The final BMW Art Car is totally unique, reflecting the art form of the artist, this time a multimedia of projected light and software creating a light show of augmented reality. Viewing the car fully requires an app. It was also successful in international motorsports competition.

18 | Cao Fei
2017 BMW M6 GT3

Cao Fei | China
Born in 1978 in Guangzhou, Cao Fei is one of the most innovative young Chinese artists to have emerged onto the international scene. Currently living in Beijing, she mixes social commentary, popular aesthetics, references to Surrealism, and documentary conventions in her films and installations. Her works reflect on the rapid and chaotic changes that are occurring in Chinese society today. She exhibited her works and projects in Serpentine Gallery, Tate Modern (London); New Museum, Guggenheim Museum, MoMA (New York); Palais de Tokyo and Centre Pompidou (Paris). Cao Fei’s recent projects in 2016 include her first retrospective at MoMA PS1. Furthermore, Cao Fei received the Chinese Contemporary Art Award (CCAA) Best Young Artist Award in 2006 and Best Artist Award in 2016; Piedra de Sal Award at Cuenca Biennale in 2016.

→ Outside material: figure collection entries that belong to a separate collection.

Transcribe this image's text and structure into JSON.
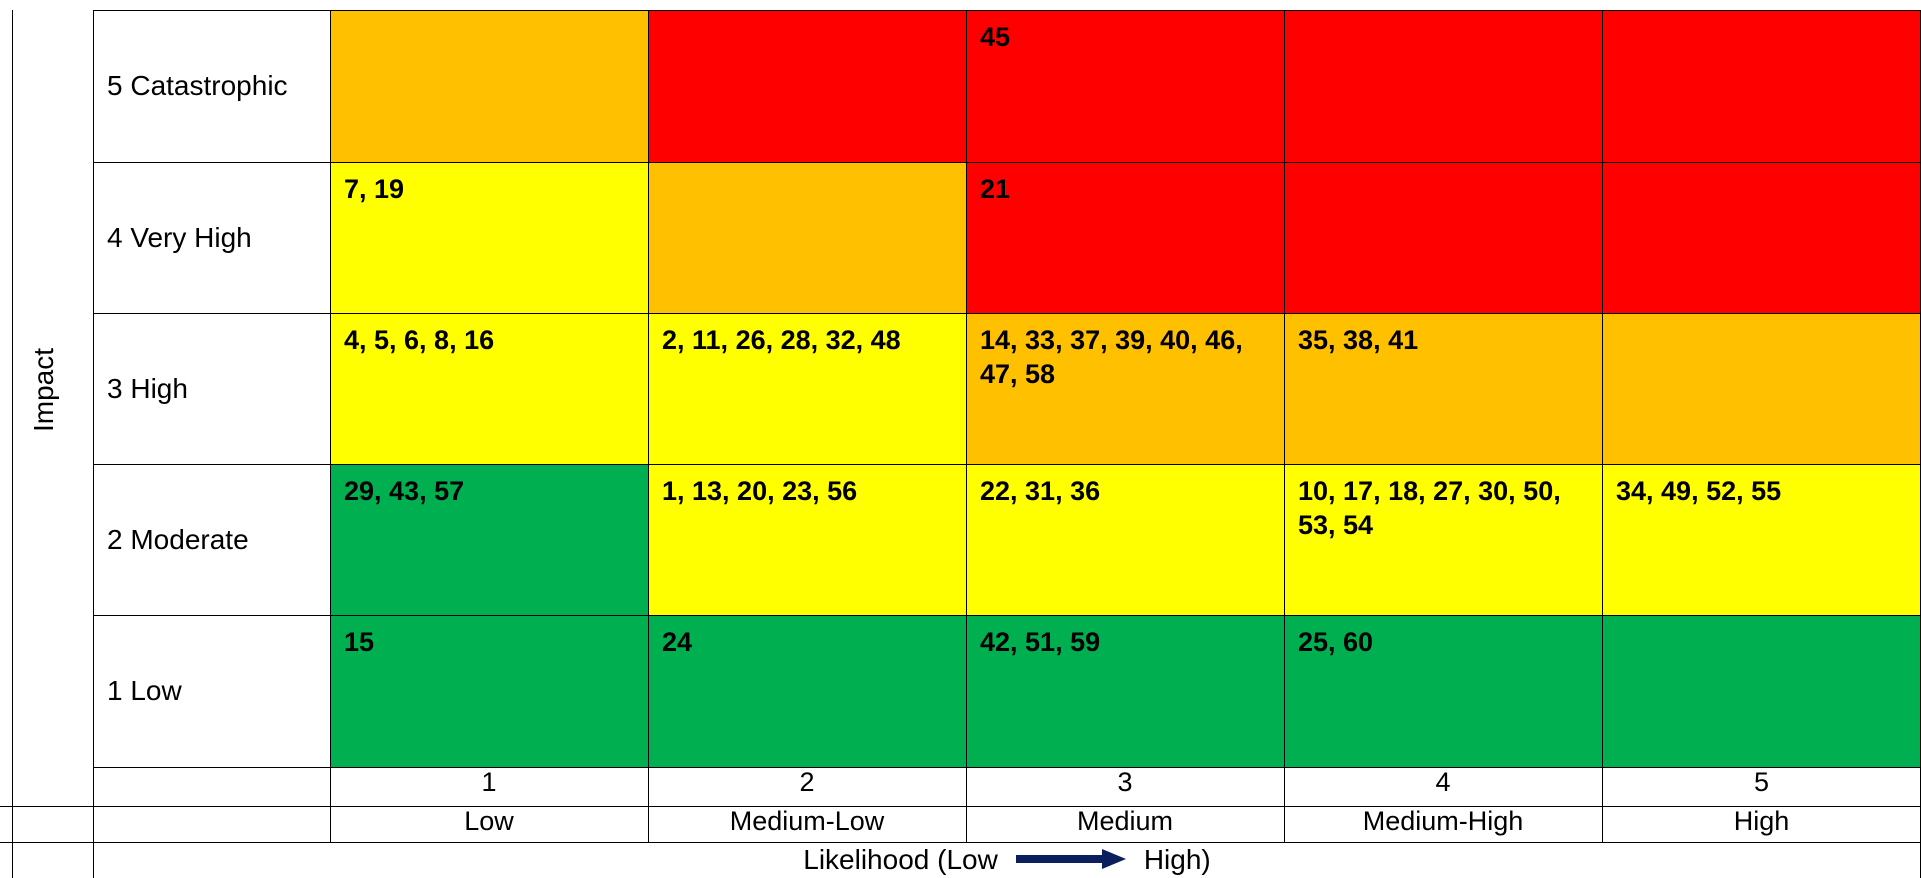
{
  "chart_data": {
    "type": "heatmap",
    "title": "",
    "ylabel": "Impact",
    "xlabel_prefix": "Likelihood (Low",
    "xlabel_suffix": "High)",
    "arrow_color": "#0b1f5c",
    "impact_levels": [
      "5 Catastrophic",
      "4 Very High",
      "3 High",
      "2 Moderate",
      "1 Low"
    ],
    "likelihood_numbers": [
      "1",
      "2",
      "3",
      "4",
      "5"
    ],
    "likelihood_categories": [
      "Low",
      "Medium-Low",
      "Medium",
      "Medium-High",
      "High"
    ],
    "colors": {
      "green": "#00b050",
      "yellow": "#ffff00",
      "orange": "#ffc000",
      "red": "#ff0000"
    },
    "cells": [
      [
        "orange",
        "red",
        "red",
        "red",
        "red"
      ],
      [
        "yellow",
        "orange",
        "red",
        "red",
        "red"
      ],
      [
        "yellow",
        "yellow",
        "orange",
        "orange",
        "orange"
      ],
      [
        "green",
        "yellow",
        "yellow",
        "yellow",
        "yellow"
      ],
      [
        "green",
        "green",
        "green",
        "green",
        "green"
      ]
    ],
    "values": [
      [
        "",
        "",
        "45",
        "",
        ""
      ],
      [
        "7, 19",
        "",
        "21",
        "",
        ""
      ],
      [
        "4, 5, 6, 8, 16",
        "2, 11, 26, 28, 32, 48",
        "14, 33, 37, 39, 40, 46, 47, 58",
        "35, 38, 41",
        ""
      ],
      [
        "29, 43, 57",
        "1, 13, 20, 23, 56",
        "22, 31, 36",
        "10, 17, 18, 27, 30, 50, 53, 54",
        "34, 49, 52, 55"
      ],
      [
        "15",
        "24",
        "42, 51, 59",
        "25, 60",
        ""
      ]
    ]
  }
}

BMW Art Cars have appeared both individually and collectively at art and automotive events internationally. All nineteen are permanently displayed at the BMW Museum at corporate headquarters in Munich. Does the future hold more BMW Art Cars? The world has become accustomed to these visual treats and can only speculate of what BMW would be the next inspiration for art.

Steve Ham

March 2021

Steve Ham built his first model in car in 1954 and has driven BMWs since 1971.